The matter-of-fact way he said it broke something inside me. I'd had those same "secrets" with my mom. That unspoken agreement to pretend everything was fine when it so clearly wasn't.

"Hey Noah," I said, stacking a red block on top of our rebuilding tower. "You know how your mom takes care of you?"

He nodded, adding a blue block.

"Well, sometimes grown-ups need people to take care of them too. If you're worried about your mom, it's okay to tell someone."

"Like who?" he asked, his eyes wide and serious.

"Like Miss Elyse. Or Miss Cat." I handed him another block. "We care about your mom a lot."

Noah considered this, his forehead wrinkled in concentration. "Grandma says Mama doesn't know how to be a good mama without Daddy.
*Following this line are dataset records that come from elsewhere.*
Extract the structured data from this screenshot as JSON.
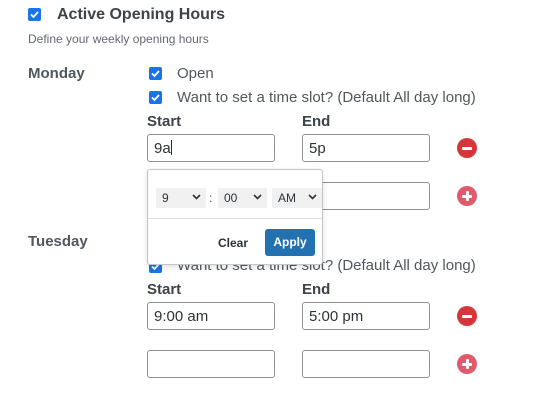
{
  "header": {
    "title": "Active Opening Hours",
    "subtitle": "Define your weekly opening hours",
    "enabled": true
  },
  "monday": {
    "day_label": "Monday",
    "open_label": "Open",
    "timeslot_label": "Want to set a time slot? (Default All day long)",
    "start_label": "Start",
    "end_label": "End",
    "slots": [
      {
        "start": "9a",
        "end": "5p"
      },
      {
        "start": "",
        "end": ""
      }
    ]
  },
  "time_picker": {
    "hour": "9",
    "minute": "00",
    "period": "AM",
    "separator": ":",
    "clear_label": "Clear",
    "apply_label": "Apply"
  },
  "tuesday": {
    "day_label": "Tuesday",
    "timeslot_label": "Want to set a time slot? (Default All day long)",
    "start_label": "Start",
    "end_label": "End",
    "slots": [
      {
        "start": "9:00 am",
        "end": "5:00 pm"
      },
      {
        "start": "",
        "end": ""
      }
    ]
  },
  "colors": {
    "checkbox": "#1a73e8",
    "remove_button": "#d63638",
    "add_button": "#e05a6d",
    "apply_button": "#2271b1"
  },
  "icons": {
    "check": "check-icon",
    "remove": "minus-circle-icon",
    "add": "plus-circle-icon",
    "chevron": "chevron-down-icon"
  }
}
That's why Grandma has to watch her all the time."

My chest tightened. I'd heard similar things growing up: how my mom couldn't handle being a parent, how she needed to be "monitored." But it sounded like what Noah had overheard hadn't been about helping; it had been about control.

"Your mom is a great mom," I said firmly. "She works really hard and makes sure you're safe and happy."

"And she makes the best peanut butter sandwiches," Noah added seriously. "With the crusts cut off and in triangles."

"Exactly. The very best triangles."

The café door opened, and Allison stepped onto the patio. Her smile looked strained around the edges, her phone clutched tightly in her hand.

"Ready to go, buddy?" she asked Noah, her voice forcibly bright.

Noah ran to her, wrapping his arms around her legs. "Can we have mac and cheese for dinner?"